Çocuktum. Belki ilkokul 3 veya 4. Dört teker üstünde, rızık uğraşısındaki babam ile Mersin’e yol alıyoruz. Bu baba – oğul birlikteliğinin şahikasıdır ve pek nadir gerçekleşir. Öfkeyle seven babanın katı kurallar altında büyüyen çocuğu ile yolculuğu. Araba 520 MAN’dır ve sırtında kocaman tankeri ile büyük homurtular ve isyanlar arasında yol almaktadır. Yol düşkünleri bilirler ki İç Anadolu’dan Akdeniz’e geçmenin yolu Torosları aşmaktan geçer. Uzun konvoylar, ikinci vitesten öteye hızlanamayan kamyonlar, burnunu çıkaramayışlar, Tekir’de verilen molalar, say say bitmeyen tırlar, okunamayan plakalar… Bir çocuk için maceranın hasıdır bunlar. Akranlarına anlatılacak sermayedir. Bir sıfır öne geçmektir. Gıpta ile bakılmaktır. Durmadan kelam biriktiriyorum. Yüreğime kazıyorum yolların feryadını. Üzerime devrilecek gibi duran dağlardan uçurumların en olmadık yerlerinde büyüyen çamlara, sonsuz uzaklıkta akan derelerden bin bir şekle giren kayalara bakıp sermaye kılıyorum kendime.

İki yalçın yamacın arasından başını eğerek geçen yolda babam, uzağı, tepeyi, tepedeki kayalığı göstererek anlatmaya başladı.

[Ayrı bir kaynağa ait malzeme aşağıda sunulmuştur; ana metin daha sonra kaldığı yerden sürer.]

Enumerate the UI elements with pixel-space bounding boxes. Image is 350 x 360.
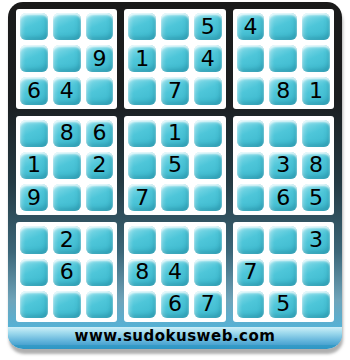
cell-r2c5[interactable] — [161, 45, 189, 72]
cell-r5c6[interactable] — [194, 152, 222, 179]
cell-r2c3[interactable]: 9 — [86, 45, 114, 72]
cell-r4c9[interactable] — [302, 120, 330, 147]
cell-r3c7[interactable] — [237, 77, 265, 104]
cell-r3c9[interactable]: 1 — [302, 77, 330, 104]
cell-r8c7[interactable]: 7 — [237, 259, 265, 286]
cell-r3c5[interactable]: 7 — [161, 77, 189, 104]
cell-r6c2[interactable] — [53, 184, 81, 211]
sudoku-block-2: 5147 — [124, 9, 225, 109]
cell-r9c6[interactable]: 7 — [194, 291, 222, 318]
cell-r3c4[interactable] — [128, 77, 156, 104]
cell-r9c9[interactable] — [302, 291, 330, 318]
cell-r4c6[interactable] — [194, 120, 222, 147]
cell-r5c1[interactable]: 1 — [20, 152, 48, 179]
cell-r7c1[interactable] — [20, 226, 48, 253]
cell-r9c7[interactable] — [237, 291, 265, 318]
cell-r9c5[interactable]: 6 — [161, 291, 189, 318]
cell-r8c5[interactable]: 4 — [161, 259, 189, 286]
cell-r1c7[interactable]: 4 — [237, 13, 265, 40]
cell-r8c3[interactable] — [86, 259, 114, 286]
cell-r2c7[interactable] — [237, 45, 265, 72]
cell-r2c2[interactable] — [53, 45, 81, 72]
cell-r2c1[interactable] — [20, 45, 48, 72]
cell-r7c9[interactable]: 3 — [302, 226, 330, 253]
sudoku-block-6: 3865 — [233, 116, 334, 216]
cell-r4c8[interactable] — [269, 120, 297, 147]
sudoku-block-4: 86129 — [16, 116, 117, 216]
cell-r3c2[interactable]: 4 — [53, 77, 81, 104]
sudoku-board-frame: 9645147481861291573865268467375 www.sudo… — [8, 2, 342, 349]
cell-r2c4[interactable]: 1 — [128, 45, 156, 72]
cell-r9c2[interactable] — [53, 291, 81, 318]
cell-r7c3[interactable] — [86, 226, 114, 253]
cell-r6c3[interactable] — [86, 184, 114, 211]
cell-r7c6[interactable] — [194, 226, 222, 253]
cell-r6c5[interactable] — [161, 184, 189, 211]
cell-r2c8[interactable] — [269, 45, 297, 72]
cell-r4c4[interactable] — [128, 120, 156, 147]
cell-r7c7[interactable] — [237, 226, 265, 253]
cell-r7c5[interactable] — [161, 226, 189, 253]
cell-r8c4[interactable]: 8 — [128, 259, 156, 286]
cell-r5c5[interactable]: 5 — [161, 152, 189, 179]
sudoku-block-5: 157 — [124, 116, 225, 216]
cell-r6c8[interactable]: 6 — [269, 184, 297, 211]
cell-r3c8[interactable]: 8 — [269, 77, 297, 104]
sudoku-block-7: 26 — [16, 222, 117, 322]
cell-r1c8[interactable] — [269, 13, 297, 40]
cell-r5c4[interactable] — [128, 152, 156, 179]
cell-r8c2[interactable]: 6 — [53, 259, 81, 286]
cell-r5c9[interactable]: 8 — [302, 152, 330, 179]
cell-r4c1[interactable] — [20, 120, 48, 147]
cell-r7c4[interactable] — [128, 226, 156, 253]
cell-r6c4[interactable]: 7 — [128, 184, 156, 211]
cell-r6c6[interactable] — [194, 184, 222, 211]
cell-r1c1[interactable] — [20, 13, 48, 40]
cell-r8c9[interactable] — [302, 259, 330, 286]
cell-r5c7[interactable] — [237, 152, 265, 179]
cell-r1c6[interactable]: 5 — [194, 13, 222, 40]
cell-r2c6[interactable]: 4 — [194, 45, 222, 72]
cell-r3c1[interactable]: 6 — [20, 77, 48, 104]
cell-r5c8[interactable]: 3 — [269, 152, 297, 179]
cell-r6c1[interactable]: 9 — [20, 184, 48, 211]
sudoku-block-3: 481 — [233, 9, 334, 109]
cell-r8c8[interactable] — [269, 259, 297, 286]
cell-r5c3[interactable]: 2 — [86, 152, 114, 179]
sudoku-block-1: 964 — [16, 9, 117, 109]
cell-r1c9[interactable] — [302, 13, 330, 40]
sudoku-board: 9645147481861291573865268467375 — [16, 9, 334, 322]
cell-r9c8[interactable]: 5 — [269, 291, 297, 318]
sudoku-block-9: 375 — [233, 222, 334, 322]
cell-r9c1[interactable] — [20, 291, 48, 318]
page-background: 9645147481861291573865268467375 www.sudo… — [0, 0, 350, 360]
cell-r9c3[interactable] — [86, 291, 114, 318]
cell-r7c2[interactable]: 2 — [53, 226, 81, 253]
sudoku-block-8: 8467 — [124, 222, 225, 322]
cell-r5c2[interactable] — [53, 152, 81, 179]
site-url[interactable]: www.sudokusweb.com — [8, 327, 342, 345]
cell-r4c7[interactable] — [237, 120, 265, 147]
cell-r1c5[interactable] — [161, 13, 189, 40]
cell-r1c4[interactable] — [128, 13, 156, 40]
cell-r1c3[interactable] — [86, 13, 114, 40]
cell-r7c8[interactable] — [269, 226, 297, 253]
cell-r3c6[interactable] — [194, 77, 222, 104]
cell-r8c6[interactable] — [194, 259, 222, 286]
cell-r9c4[interactable] — [128, 291, 156, 318]
cell-r4c3[interactable]: 6 — [86, 120, 114, 147]
cell-r4c5[interactable]: 1 — [161, 120, 189, 147]
cell-r6c9[interactable]: 5 — [302, 184, 330, 211]
cell-r2c9[interactable] — [302, 45, 330, 72]
cell-r3c3[interactable] — [86, 77, 114, 104]
cell-r6c7[interactable] — [237, 184, 265, 211]
cell-r1c2[interactable] — [53, 13, 81, 40]
cell-r4c2[interactable]: 8 — [53, 120, 81, 147]
cell-r8c1[interactable] — [20, 259, 48, 286]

“Çok eski çağlarda Toros Dağları’nın tepesinde bir kral kızı yaşarmış. Dağların çevresi çok sık bir ormanla çevrili olduğu için buralarda dolaşmak tehlikeliymiş. Çünkü ormanda büyük bir ejderhanın yaşadığı söylenirmiş. Kral da kızına sık sık çevreyi tek başına dolaşmamasını söylemiş.”

“Günlerden bir gün, kızın canı çok sıkılmış ve ormanda dolaşmaya karar vermiş. Bir süre gezdikten sonra dik ve sarp bir kayalığın üzerine oturarak şu geçtiğimiz Gülek Boğazı’nı seyretmeye başlamış. Birden büyük bir gürültü duymuş. Aşağı baktığında kayalıklardan ejderhanın geldiğini görmüş. Ne yapacağını şaşırmış. Kurtulamayacağını anlayınca: “Allah’ım, beni ejderhaya yem yapacağına burada taş yap daha iyi.” diyerek Allah’a dua etmiş. Kızın duasını kabul eden Allah hem kızı hem ejderhayı orada taşa çevirmiş. Bak görüyor musun küçük olanı kız, büyükçe olan ejderha.”

Ben bu hikayeyi daha sonraları da dinledim babamdan. Hiç bıkmadan, hiç anlatmamış gibi defalarca anlattı yolculuklarımızda. İlk defa duyuyormuş gibi dinledim her defasında, hayret ile karşıladım dökülen sözcükleri.

Direksiyon sallayan babanın mürekkep yalayan çocuğu olarak bu efsanenin bir çok varyantına rastladım, Anadolu’da taş kesilme motifi üzerine araştırmalar okudum, efsanelerin çıkış özelliklerine vakıf oldum. Hiç biri babamdan dinlediğim kadar hoş gelmedi bana. Ben de anlatırken babam gibi anlattım, baba gibi anlattım.

Bir belgeselden taşan Gülek Geçidi sözleri aldı seneler önceye götürdü beni. İlla ki babaya hürmet gerektir diyerek çok sözün üstünü örttüm, aza baş eğdim. Tıpkı resim gibi değişen bir dünyanın hülasası ne anlatır yürekten?